Kasihmu sungguhlah tak terkira. Kauyang mengandungku. Selama sembilan bulan dengan perut yang membesar dan berkali-kali sakit merajammu, kautetap menungguku. Kau tetap menantiku hingga dengan butir air matamu, kauucap bahwa kau bahagia kutelah terlahir di dunia—melalui rahim kokohmu.
Maafkan aku, Ibu. Meski berkali-kali kutahu segalanya seberat itu, hatiku masih terlalu kecut untuk bisa membuat napasmu tidak terdengar berat. Terkadang sering menyakitkan hati, membuatku semakin lupa diri, bahwa kala itu hatimu perlahan terluka tak terobati.

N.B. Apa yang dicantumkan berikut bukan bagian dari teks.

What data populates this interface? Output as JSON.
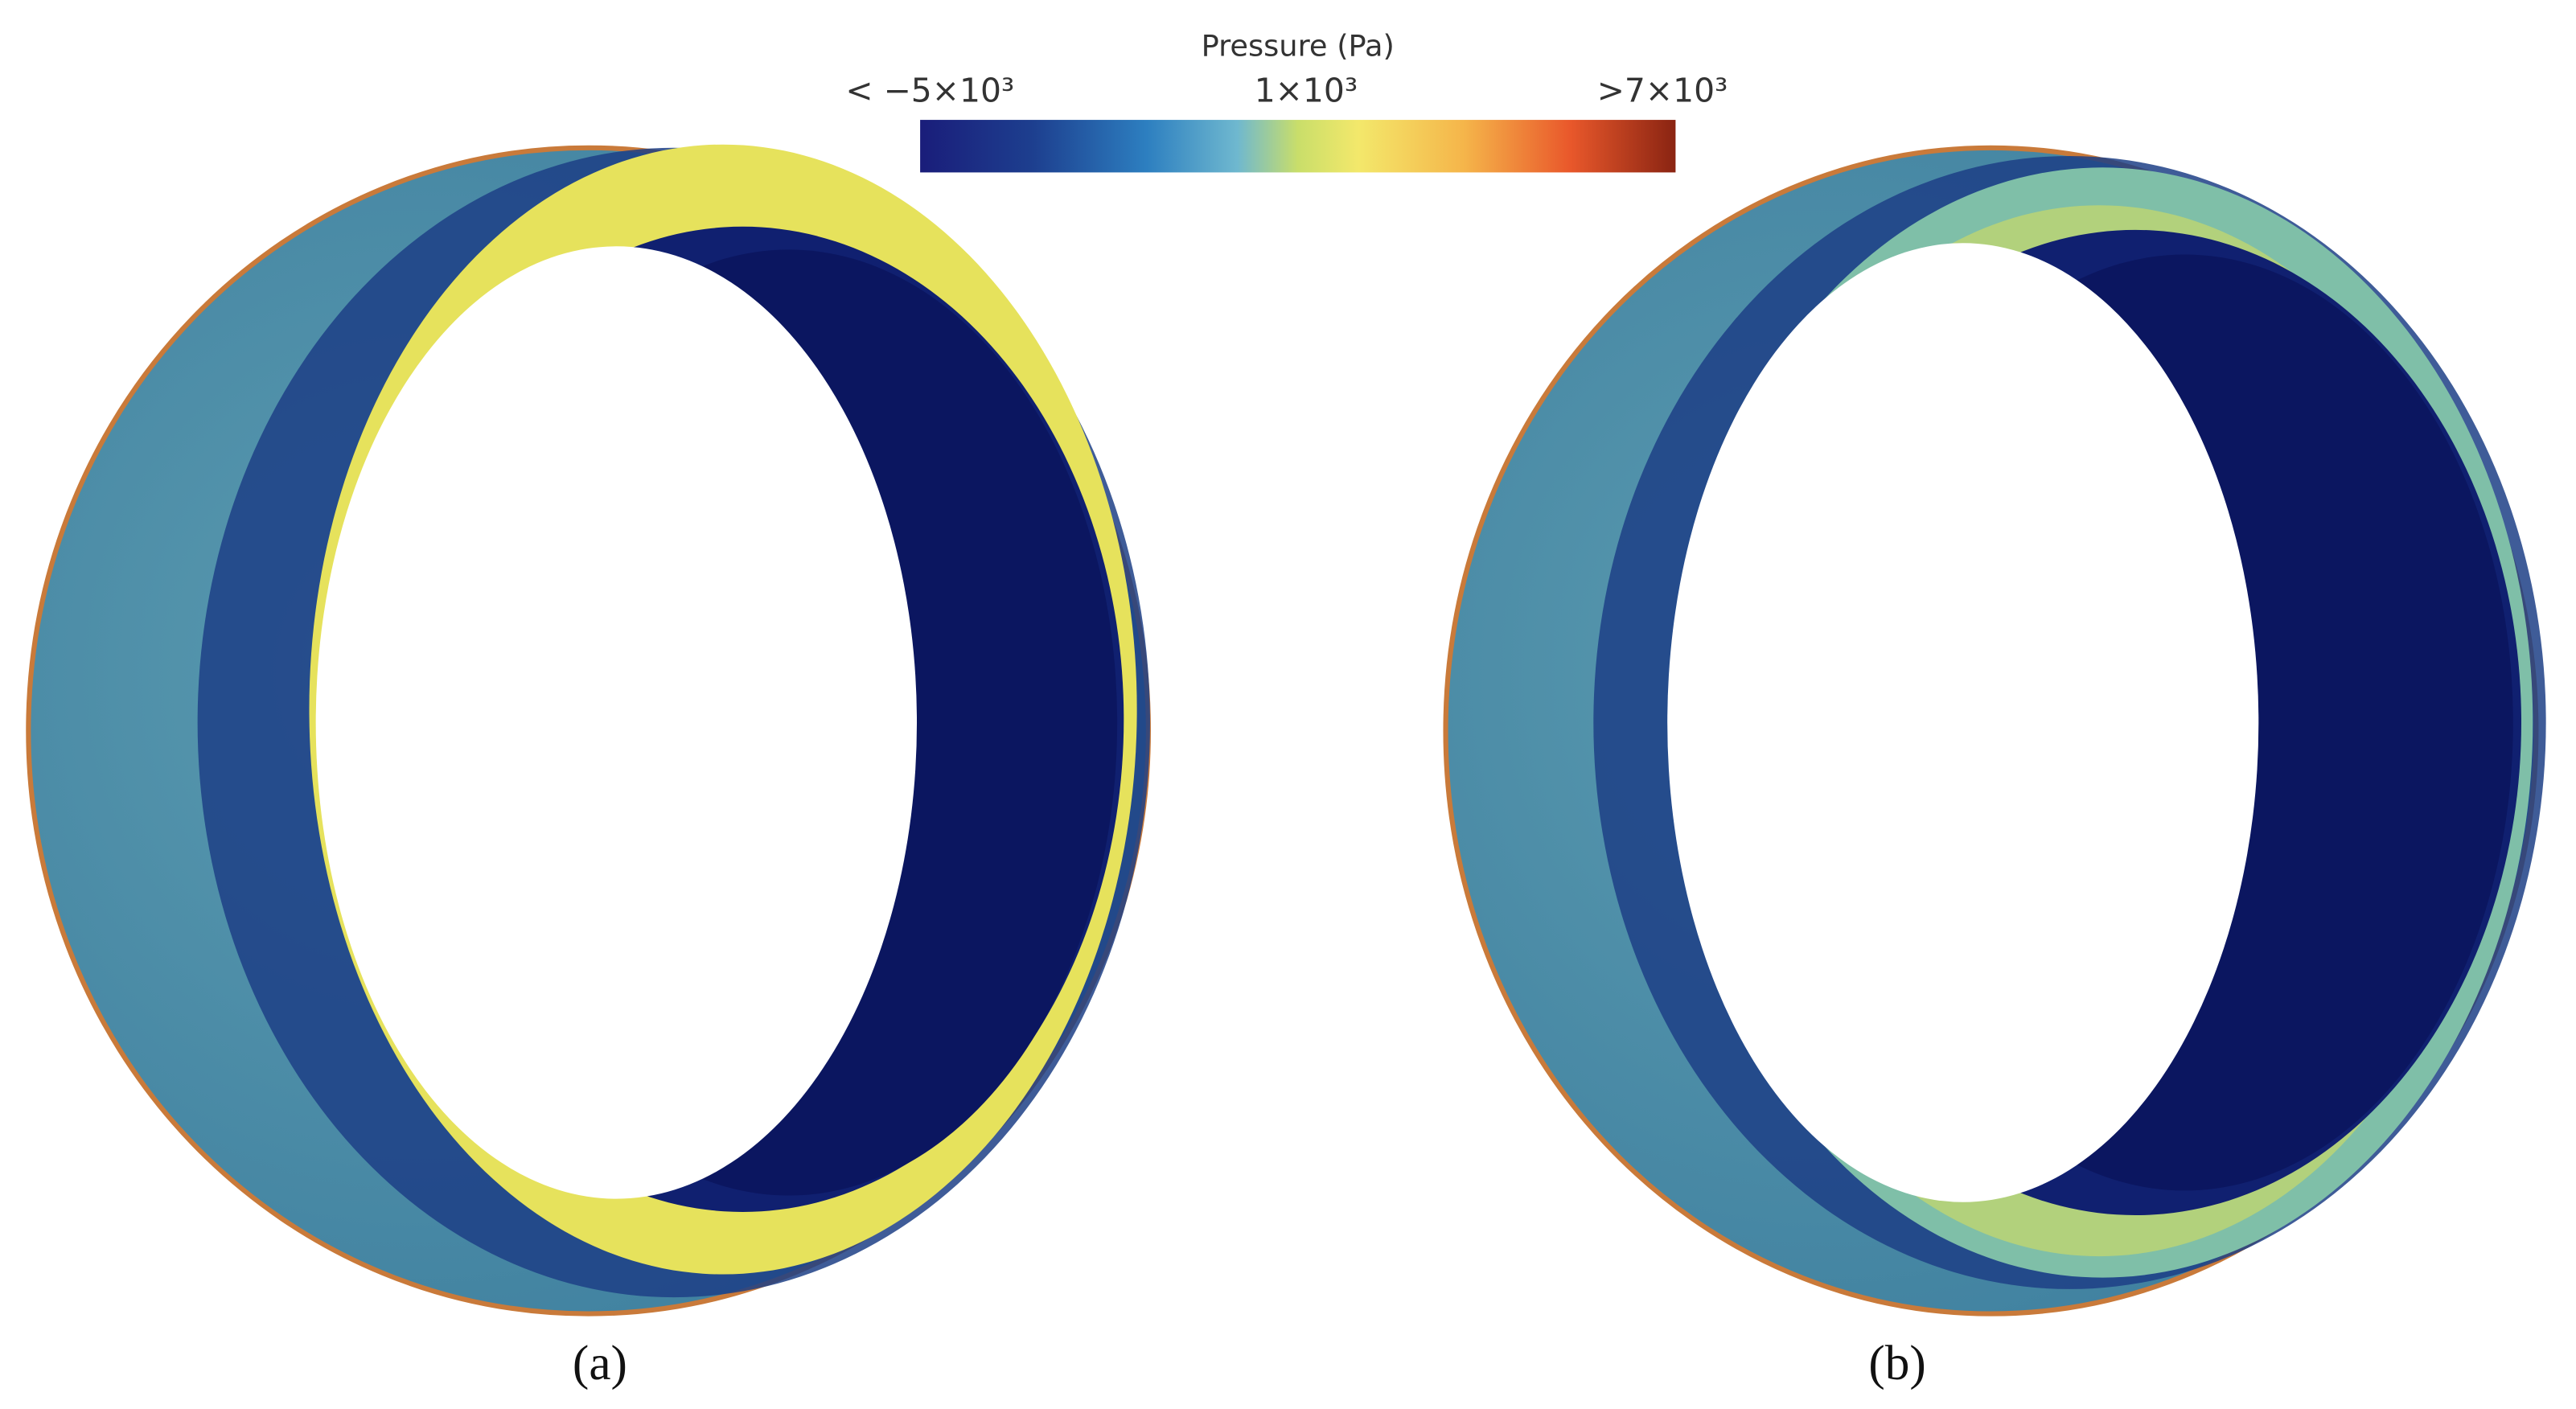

Aku terlalu bodoh. Aku bodoh untuk tidak menyadari segala hal yang kaulakukan adalah yang membuatku untuk bisa terus hidup seperti ini. Masih kuingat, betapa segala perjuangan seorang ibu yang tak tertandingi oleh siapapun. Demi buah hati, hidup atau mati—kautanggung sendiri.
Saat itu aku sedang tertidur di atas ranjang yang empuk. Kakak sedang berjuang melawan nyeri atas ketidakjemuan usus yang terus melilit. Sekujur tubuhnya kaku. Beku. Berkali-kali pakaiannya berganti karena seringkali ia muntah tanpa terduga. Lalu kausegera mencuncinya, ketika saat itu tak ada mesin cuci, kaumencucinya dengan sikat dan tubuhmu bersimpuh di atas kursi kayu yang hampir menyentuh lantai.
Meski kusaksikan, saat itu adalah delapan bulan kehamilan bungsumu.
Dan Ibu, kauterpeleset. Kauterjatuh. Namun dengan sigap Ayah membopongmu ke dalam kamar. Aku terlalu jahat, bukan? Aku anakmu yang paling tidak tahu diri. Aku hanya menyaksikan tubuhmu yang ringkih dan suaramu yang merintih kesakitan. Aku hanya mengernyit tanpa pernah tahu betapa sakit yang kaurasakan.
Maafkan pengecut ini, Ibu.
Mungkin jika bisa kumeminta waktu untuk kembali pada masa itu, takkan kubiarkan kauterluka walau hanya seujung jari. Takkan kubiarkan sakit merajammu, bahkan menyentuh hidupmu. Karena dengan peluhmu, Ibu, kurasa aku akan sangat menyesal bila saat itu kauterluka parah, lalu berdarah, dan aku tak ingin melihatmu terlentang di atas kasur putih di bawah ruang beratap putih dan berbau zat-zat kimia. Kemudian melalui selimut putih itu, darah segar akan mengalir setiap detik dan rintihan demi rintihan membuncah dari mulutmu yang keriput. Aku tidak mau, Ibu. Aku akan sangat menyesal bila semua itu benar-benar terjadi.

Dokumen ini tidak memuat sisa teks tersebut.